7.              L'action négatoire de droit de l'appelant devant être rejetée, les conclusions de celle-ci tendant à l'annulation et à la radiation de la poursuite
n° [...] doivent également l'être.

 

              Enfin, l'appelant conclut à la restitution du bateau. Or, le jugement attaqué ordonne cette restitution (cf. ch. III du dispositif).
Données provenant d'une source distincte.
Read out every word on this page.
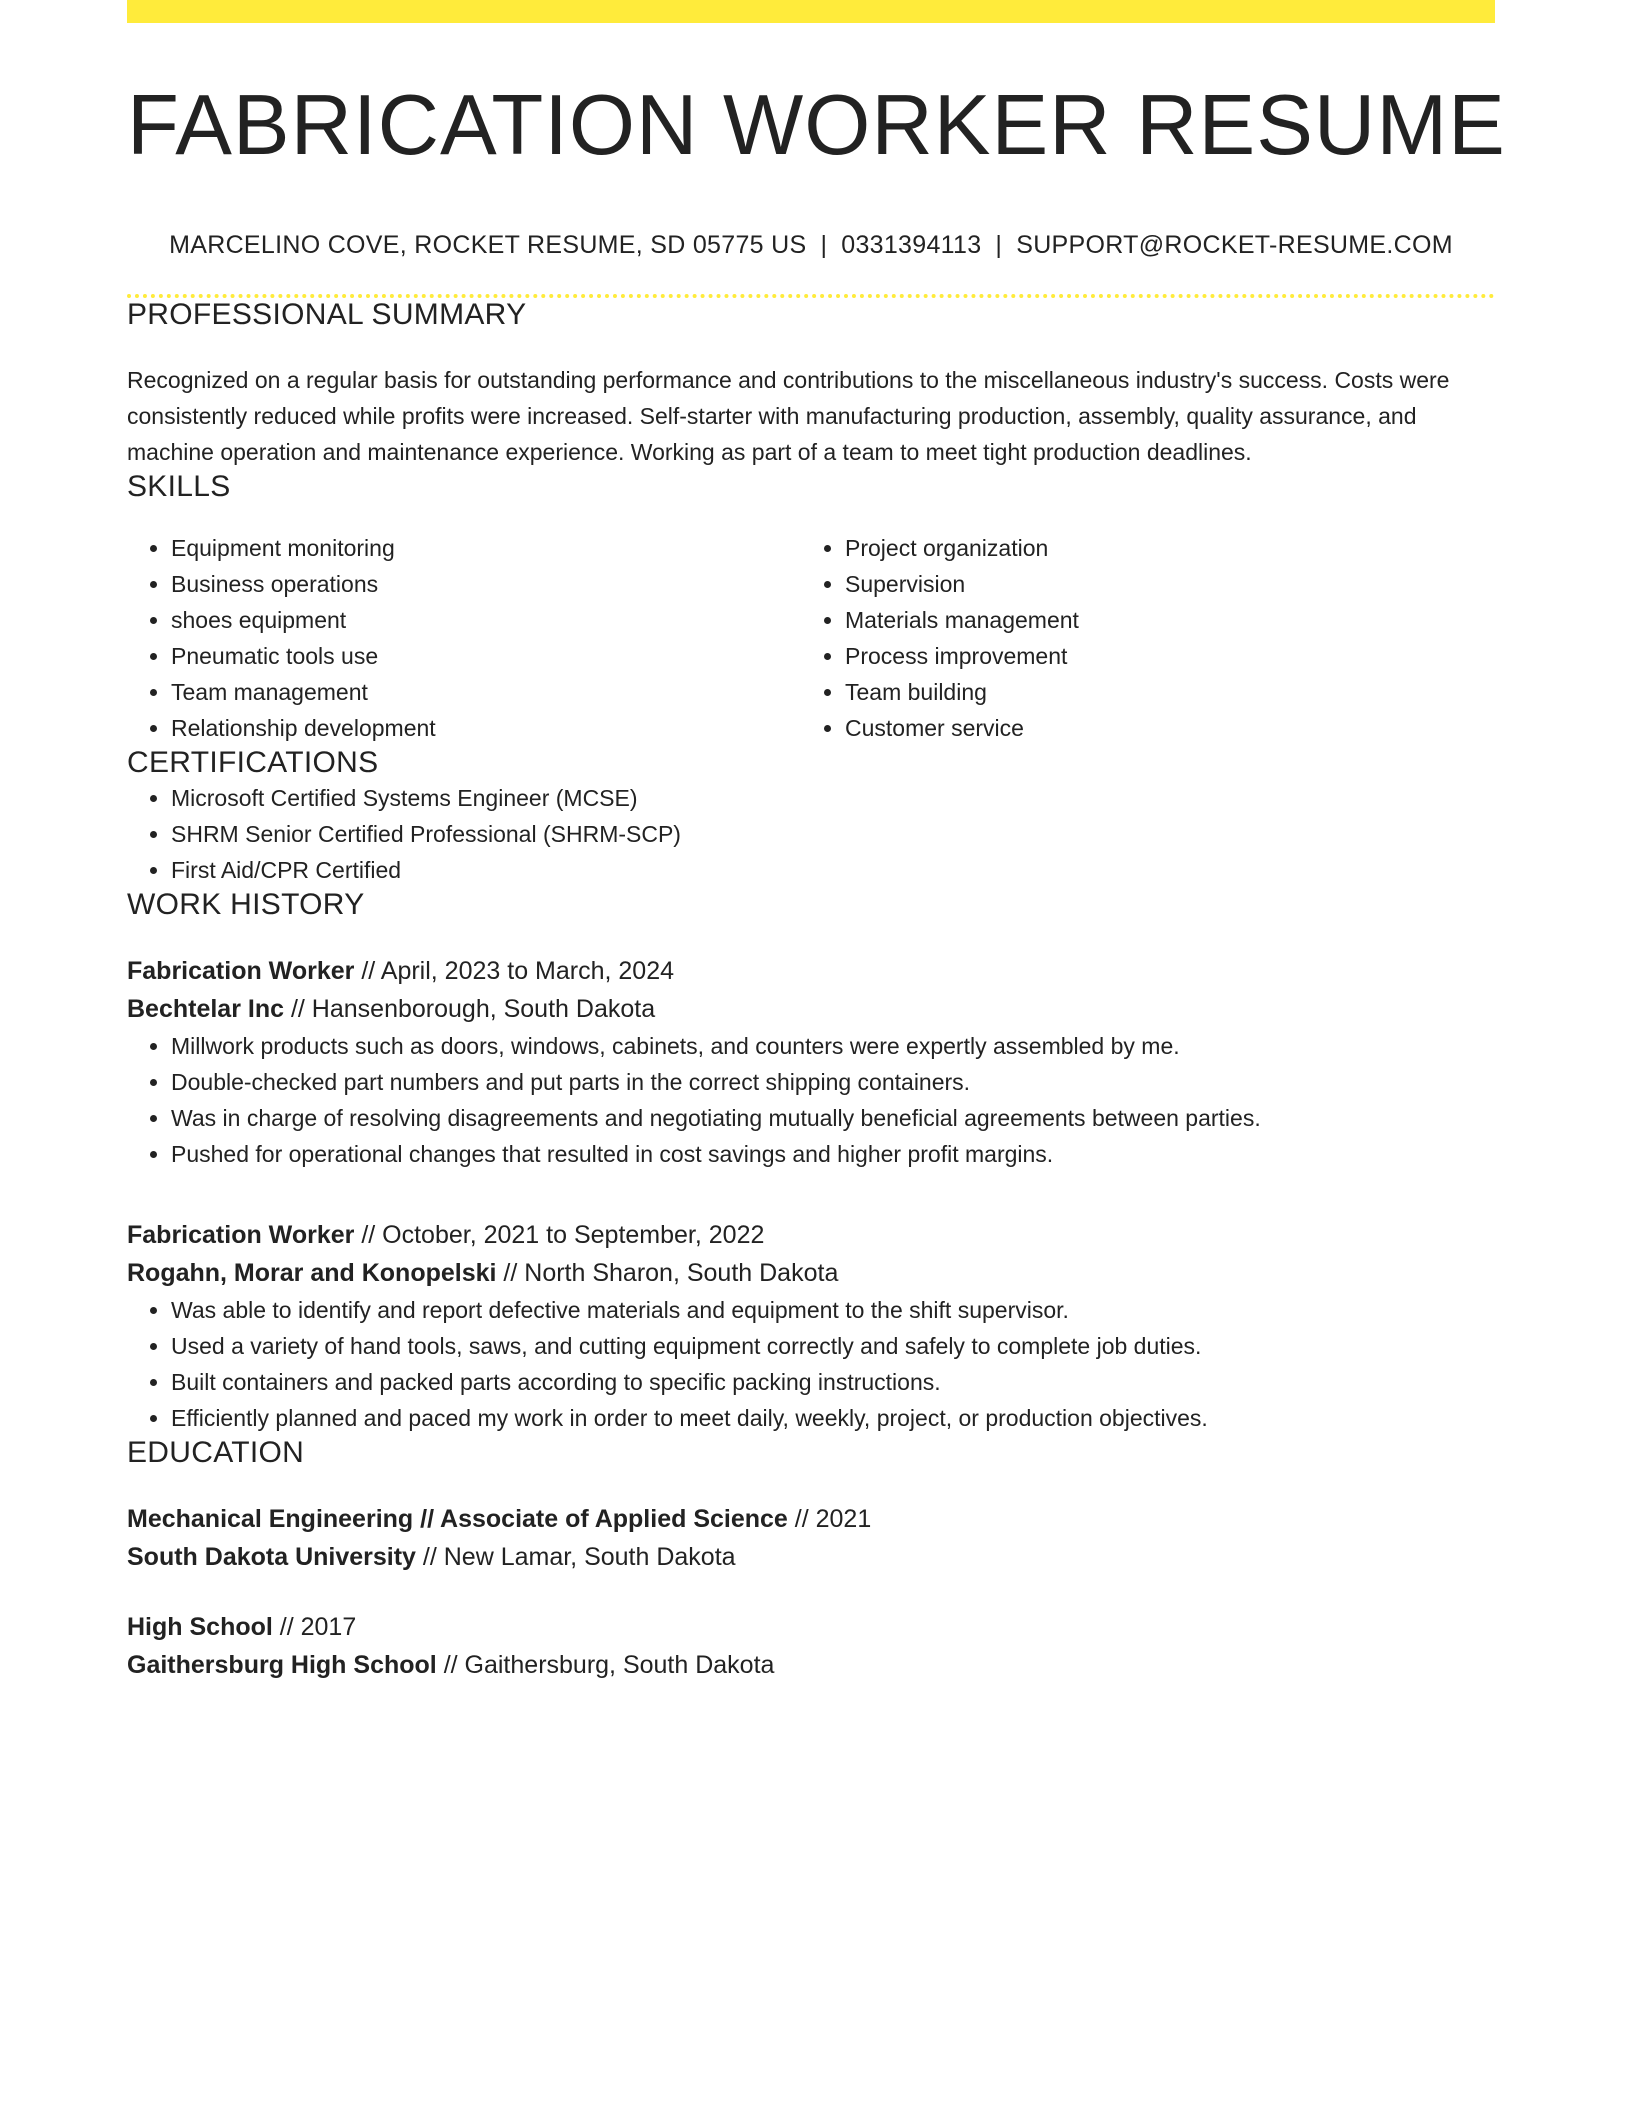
FABRICATION WORKER RESUME
MARCELINO COVE, ROCKET RESUME, SD 05775 US | 0331394113 | SUPPORT@ROCKET-RESUME.COM
PROFESSIONAL SUMMARY

Recognized on a regular basis for outstanding performance and contributions to the miscellaneous industry's success. Costs were consistently reduced while profits were increased. Self-starter with manufacturing production, assembly, quality assurance, and machine operation and maintenance experience. Working as part of a team to meet tight production deadlines.

SKILLS
• Equipment monitoring
• Business operations
• shoes equipment
• Pneumatic tools use
• Team management
• Relationship development
• Project organization
• Supervision
• Materials management
• Process improvement
• Team building
• Customer service
CERTIFICATIONS
• Microsoft Certified Systems Engineer (MCSE)
• SHRM Senior Certified Professional (SHRM-SCP)
• First Aid/CPR Certified
WORK HISTORY
Fabrication Worker // April, 2023 to March, 2024
Bechtelar Inc // Hansenborough, South Dakota
• Millwork products such as doors, windows, cabinets, and counters were expertly assembled by me.
• Double-checked part numbers and put parts in the correct shipping containers.
• Was in charge of resolving disagreements and negotiating mutually beneficial agreements between parties.
• Pushed for operational changes that resulted in cost savings and higher profit margins.
Fabrication Worker // October, 2021 to September, 2022
Rogahn, Morar and Konopelski // North Sharon, South Dakota
• Was able to identify and report defective materials and equipment to the shift supervisor.
• Used a variety of hand tools, saws, and cutting equipment correctly and safely to complete job duties.
• Built containers and packed parts according to specific packing instructions.
• Efficiently planned and paced my work in order to meet daily, weekly, project, or production objectives.
EDUCATION
Mechanical Engineering // Associate of Applied Science // 2021
South Dakota University // New Lamar, South Dakota
High School // 2017
Gaithersburg High School // Gaithersburg, South Dakota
L'appel se révèle ainsi irrecevable sur ce point, faute d'intérêt à obtenir la modification de la décision attaquée.

 

8.              En définitive, l’appel doit être rejeté, dans la mesure où il est recevable, et le jugement entrepris confirmé.

 

              Les frais judiciaires de deuxième instance, arrêtés à 1'344 fr. (art. 62
al. 1 TFJC [tarif des frais judiciaires civils du 28 septembre 2010 ; RSV 270.11.5]), seront mis à la charge de l’appelant, qui succombe (art. 106 al. 1 CPC).

 

              L’appelant versera à l’intimée L.________ la somme de 2’000 fr. (art. 7 TDC [tarif des dépens en matière civile du 23 novembre 2010 ; RSV 270.11.6]), à titre de dépens de deuxième instance.

 

Par ces motifs,

la Cour d’appel civile

prononce :

 

              I.              L’appel est rejeté dans la mesure où il est recevable.

 

              II.              Le jugement est confirmé.

 

              III.              Les frais judiciaires de deuxième instance, arrêtés à 1'344 fr. (mille trois cent quarante-quatre francs), sont mis à la charge de l’appelant N.________.

 

              IV.              L’appelant N.________ doit verser à l’intimée L.________ la somme de 2’000 fr. (deux mille francs) à titre de dépens de deuxième instance.

 

              V.               L’arrêt est exécutoire.

 

Le président :               La greffière :


Du

 

              Le présent arrêt, dont la rédaction a été approuvée à huis clos, est notifié à :

 

‑              Me Michael Lavergnat, pour N.________,

‑              Me Bertrand Pariat, pour L.________,

 

              et communiqué, par l'envoi de photocopies, à :

 

‑              Mme la Présidente du Tribunal civil de l’arrondissement de La Côte.

 

 

              La Cour d’appel civile considère que la valeur litigieuse est supérieure à 30’000 francs.

 

              Le présent arrêt peut faire l'objet d'un recours en matière civile devant le Tribunal fédéral au sens des art. 72 ss LTF (loi du 17 juin 2005 sur le Tribunal fédéral ; RS 173.110), le cas échéant d'un recours constitutionnel subsidiaire au sens des art. 113 ss LTF. Dans les affaires pécuniaires, le recours en matière civile n'est recevable que si la valeur litigieuse s'élève au moins à 15'000 fr. en matière de droit du travail et de droit du bail à loyer, à 30'000 fr. dans les autres cas, à moins que la contestation ne soulève une question juridique de principe (art. 74 LTF). Ces recours doivent être déposés devant le Tribunal fédéral dans les trente jours qui suivent la présente notification (art. 100 al. 1 LTF).